The ae_fp.py script is long running. It performs three tasks at same time. 1. It collects trace for all the workloads. 2. It infers invariants for three setups in Section 5.4. 3. It checks inferred invariants on the validation workloads.

The experiments might fail if environment installation issues or disruption happens. When you run into problems, please refer to ⚠️ Notes & Troubleshooting.

⚠️ Notes & Troubleshooting

The script will automatically detect any errors in any (1) trace collection, (2) inference tasks, (3) checking tasks. If you encounter any trace collection issues, please check for any missing environment dependencies.

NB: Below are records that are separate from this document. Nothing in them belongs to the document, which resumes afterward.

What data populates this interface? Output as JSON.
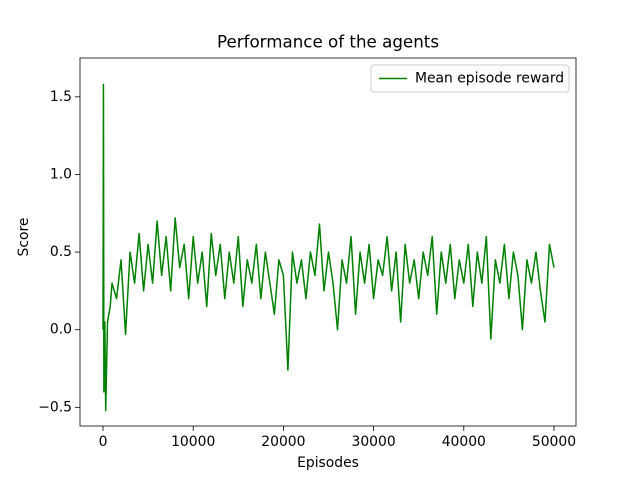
{
  "chart_data": {
    "type": "line",
    "title": "Performance of the agents",
    "xlabel": "Episodes",
    "ylabel": "Score",
    "x": [
      0,
      50,
      100,
      200,
      300,
      500,
      800,
      1000,
      1500,
      2000,
      2500,
      3000,
      3500,
      4000,
      4500,
      5000,
      5500,
      6000,
      6500,
      7000,
      7500,
      8000,
      8500,
      9000,
      9500,
      10000,
      10500,
      11000,
      11500,
      12000,
      12500,
      13000,
      13500,
      14000,
      14500,
      15000,
      15500,
      16000,
      16500,
      17000,
      17500,
      18000,
      18500,
      19000,
      19500,
      20000,
      20500,
      21000,
      21500,
      22000,
      22500,
      23000,
      23500,
      24000,
      24500,
      25000,
      25500,
      26000,
      26500,
      27000,
      27500,
      28000,
      28500,
      29000,
      29500,
      30000,
      30500,
      31000,
      31500,
      32000,
      32500,
      33000,
      33500,
      34000,
      34500,
      35000,
      35500,
      36000,
      36500,
      37000,
      37500,
      38000,
      38500,
      39000,
      39500,
      40000,
      40500,
      41000,
      41500,
      42000,
      42500,
      43000,
      43500,
      44000,
      44500,
      45000,
      45500,
      46000,
      46500,
      47000,
      47500,
      48000,
      48500,
      49000,
      49500,
      50000
    ],
    "series": [
      {
        "name": "Mean episode reward",
        "color": "#008000",
        "values": [
          0.0,
          1.58,
          -0.4,
          0.05,
          -0.52,
          0.05,
          0.15,
          0.3,
          0.2,
          0.45,
          -0.03,
          0.5,
          0.3,
          0.62,
          0.25,
          0.55,
          0.3,
          0.7,
          0.35,
          0.6,
          0.25,
          0.72,
          0.4,
          0.55,
          0.2,
          0.6,
          0.3,
          0.5,
          0.15,
          0.62,
          0.35,
          0.55,
          0.2,
          0.5,
          0.3,
          0.6,
          0.15,
          0.45,
          0.3,
          0.55,
          0.2,
          0.5,
          0.3,
          0.1,
          0.45,
          0.35,
          -0.26,
          0.5,
          0.3,
          0.45,
          0.2,
          0.5,
          0.35,
          0.68,
          0.25,
          0.5,
          0.3,
          0.0,
          0.45,
          0.3,
          0.6,
          0.1,
          0.5,
          0.3,
          0.55,
          0.2,
          0.45,
          0.35,
          0.6,
          0.25,
          0.5,
          0.05,
          0.55,
          0.3,
          0.45,
          0.2,
          0.5,
          0.35,
          0.6,
          0.1,
          0.5,
          0.3,
          0.55,
          0.2,
          0.45,
          0.3,
          0.55,
          0.15,
          0.5,
          0.3,
          0.6,
          -0.06,
          0.45,
          0.3,
          0.55,
          0.2,
          0.5,
          0.35,
          0.0,
          0.45,
          0.3,
          0.5,
          0.25,
          0.05,
          0.55,
          0.4
        ]
      }
    ],
    "xlim": [
      -2550,
      52440
    ],
    "ylim": [
      -0.62,
      1.75
    ],
    "xticks": [
      0,
      10000,
      20000,
      30000,
      40000,
      50000
    ],
    "yticks": [
      {
        "value": -0.5,
        "label": "−0.5"
      },
      {
        "value": 0,
        "label": "0.0"
      },
      0.5,
      {
        "value": 1,
        "label": "1.0"
      },
      1.5
    ],
    "legend": "upper right"
  }
}
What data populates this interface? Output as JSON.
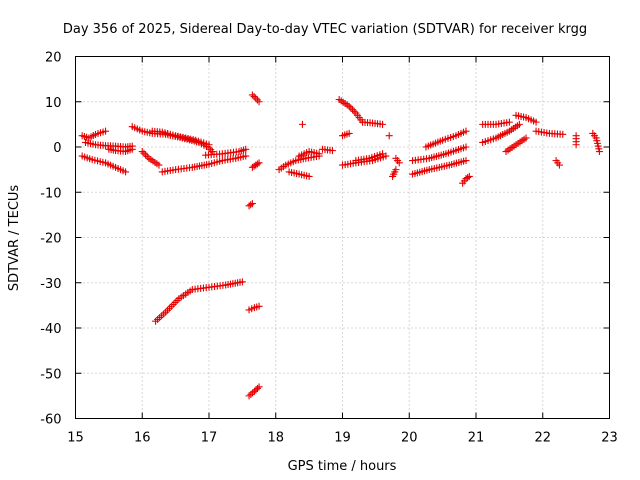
{
  "chart_data": {
    "type": "scatter",
    "title": "Day 356 of 2025, Sidereal Day-to-day VTEC variation (SDTVAR) for receiver krgg",
    "xlabel": "GPS time / hours",
    "ylabel": "SDTVAR / TECUs",
    "xlim": [
      15,
      23
    ],
    "ylim": [
      -60,
      20
    ],
    "xticks": [
      15,
      16,
      17,
      18,
      19,
      20,
      21,
      22,
      23
    ],
    "yticks": [
      -60,
      -50,
      -40,
      -30,
      -20,
      -10,
      0,
      10,
      20
    ],
    "xtick_labels": [
      "15",
      "16",
      "17",
      "18",
      "19",
      "20",
      "21",
      "22",
      "23"
    ],
    "ytick_labels": [
      "-60",
      "-50",
      "-40",
      "-30",
      "-20",
      "-10",
      "0",
      "10",
      "20"
    ],
    "grid": true,
    "marker": "+",
    "color": "#e60000",
    "segments": [
      {
        "x": [
          15.1,
          15.2,
          15.3,
          15.45
        ],
        "y": [
          2.5,
          2.0,
          2.8,
          3.5
        ]
      },
      {
        "x": [
          15.1,
          15.25,
          15.45,
          15.6,
          15.75
        ],
        "y": [
          -2.0,
          -2.8,
          -3.5,
          -4.5,
          -5.5
        ]
      },
      {
        "x": [
          15.15,
          15.3,
          15.45,
          15.6,
          15.75,
          15.85
        ],
        "y": [
          1.0,
          0.5,
          0.3,
          0.2,
          0.0,
          0.2
        ]
      },
      {
        "x": [
          15.5,
          15.6,
          15.75,
          15.85
        ],
        "y": [
          -0.5,
          -0.8,
          -1.0,
          -0.5
        ]
      },
      {
        "x": [
          15.85,
          16.0,
          16.15,
          16.35,
          16.6,
          16.85,
          17.0,
          17.05
        ],
        "y": [
          4.5,
          3.5,
          3.0,
          2.8,
          2.0,
          1.0,
          -0.2,
          -1.0
        ]
      },
      {
        "x": [
          16.15,
          16.3,
          16.5,
          16.8,
          17.0
        ],
        "y": [
          3.5,
          3.3,
          2.5,
          1.5,
          0.5
        ]
      },
      {
        "x": [
          16.0,
          16.1,
          16.25
        ],
        "y": [
          -1.0,
          -2.5,
          -4.0
        ]
      },
      {
        "x": [
          16.3,
          16.5,
          16.75,
          17.0,
          17.2,
          17.4,
          17.55
        ],
        "y": [
          -5.5,
          -5.0,
          -4.5,
          -3.8,
          -3.0,
          -2.5,
          -2.0
        ]
      },
      {
        "x": [
          16.95,
          17.2,
          17.45,
          17.55
        ],
        "y": [
          -1.8,
          -1.5,
          -1.0,
          -0.5
        ]
      },
      {
        "x": [
          17.65,
          17.7,
          17.75
        ],
        "y": [
          11.5,
          10.8,
          10.0
        ]
      },
      {
        "x": [
          17.65,
          17.7,
          17.75
        ],
        "y": [
          -4.5,
          -4.0,
          -3.5
        ]
      },
      {
        "x": [
          17.6,
          17.65
        ],
        "y": [
          -13.0,
          -12.5
        ]
      },
      {
        "x": [
          16.2,
          16.35,
          16.55,
          16.75,
          17.0,
          17.25,
          17.5
        ],
        "y": [
          -38.5,
          -36.5,
          -33.5,
          -31.5,
          -31.0,
          -30.5,
          -29.8
        ]
      },
      {
        "x": [
          17.6,
          17.68,
          17.75
        ],
        "y": [
          -36.0,
          -35.5,
          -35.2
        ]
      },
      {
        "x": [
          17.6,
          17.68,
          17.75
        ],
        "y": [
          -55.0,
          -54.0,
          -53.0
        ]
      },
      {
        "x": [
          18.05,
          18.15,
          18.3,
          18.45,
          18.65
        ],
        "y": [
          -5.0,
          -4.0,
          -3.0,
          -2.5,
          -2.0
        ]
      },
      {
        "x": [
          18.2,
          18.35,
          18.5
        ],
        "y": [
          -5.5,
          -6.0,
          -6.5
        ]
      },
      {
        "x": [
          18.35,
          18.5,
          18.65
        ],
        "y": [
          -2.0,
          -1.0,
          -1.5
        ]
      },
      {
        "x": [
          18.4
        ],
        "y": [
          5.0
        ]
      },
      {
        "x": [
          18.7,
          18.85
        ],
        "y": [
          -0.5,
          -0.8
        ]
      },
      {
        "x": [
          18.95,
          19.1,
          19.2,
          19.3
        ],
        "y": [
          10.5,
          9.0,
          7.5,
          5.5
        ]
      },
      {
        "x": [
          19.3,
          19.45,
          19.6
        ],
        "y": [
          5.5,
          5.3,
          5.0
        ]
      },
      {
        "x": [
          19.0,
          19.1
        ],
        "y": [
          2.5,
          3.0
        ]
      },
      {
        "x": [
          19.0,
          19.2,
          19.45,
          19.65
        ],
        "y": [
          -4.0,
          -3.5,
          -3.0,
          -2.0
        ]
      },
      {
        "x": [
          19.2,
          19.4,
          19.6
        ],
        "y": [
          -3.0,
          -2.5,
          -1.5
        ]
      },
      {
        "x": [
          19.8,
          19.85
        ],
        "y": [
          -2.5,
          -3.5
        ]
      },
      {
        "x": [
          19.75,
          19.8
        ],
        "y": [
          -6.5,
          -5.0
        ]
      },
      {
        "x": [
          19.7
        ],
        "y": [
          2.5
        ]
      },
      {
        "x": [
          20.05,
          20.3,
          20.55,
          20.85
        ],
        "y": [
          -3.0,
          -2.5,
          -1.5,
          0.0
        ]
      },
      {
        "x": [
          20.05,
          20.3,
          20.6,
          20.85
        ],
        "y": [
          -6.0,
          -5.0,
          -4.0,
          -3.0
        ]
      },
      {
        "x": [
          20.25,
          20.5,
          20.7,
          20.85
        ],
        "y": [
          0.0,
          1.5,
          2.5,
          3.5
        ]
      },
      {
        "x": [
          20.8,
          20.85,
          20.9
        ],
        "y": [
          -8.0,
          -7.0,
          -6.5
        ]
      },
      {
        "x": [
          21.1,
          21.3,
          21.5,
          21.65
        ],
        "y": [
          1.0,
          2.0,
          3.5,
          5.0
        ]
      },
      {
        "x": [
          21.1,
          21.3,
          21.5
        ],
        "y": [
          5.0,
          5.0,
          5.5
        ]
      },
      {
        "x": [
          21.45,
          21.6,
          21.75
        ],
        "y": [
          -1.0,
          0.5,
          2.0
        ]
      },
      {
        "x": [
          21.6,
          21.75,
          21.9
        ],
        "y": [
          7.0,
          6.5,
          5.5
        ]
      },
      {
        "x": [
          21.9,
          22.1,
          22.3
        ],
        "y": [
          3.5,
          3.0,
          2.8
        ]
      },
      {
        "x": [
          22.2,
          22.25
        ],
        "y": [
          -3.0,
          -4.0
        ]
      },
      {
        "x": [
          22.5,
          22.5
        ],
        "y": [
          2.5,
          0.5
        ]
      },
      {
        "x": [
          22.75,
          22.8,
          22.85
        ],
        "y": [
          3.0,
          2.0,
          -1.0
        ]
      }
    ]
  }
}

If you encounter any issues on invariant inference tasks or invariant checking tasks, please try to rerun the experiment by adding --overwrite-existing-results or delete all trace_* folders except for trace_ddp-multigpu.

If you see persistent issues, it will likely be a environment issue or software bug. Please contact us for help.

🧐 How to verify the results?

The compute_fp_rate.py script generates a file called fp_rates.csv under the current directory. Looking like this

setup,fp_rate
1-input,0.3105
4-input,0.1127
6-input,0.1066

These values correspond to the results reported in Section 5.4 of the paper. You should verify that the false positive rates are similar or lower. Since the OSDI submission, we have fixed multiple bugs in TrainCheck, so the false positive rates are expected to be significantly lower in most cases.

In our run of the script, we obtained the following results:

setup,fp_rate
1-input,0.039
4-input,0.021
6-input,0.015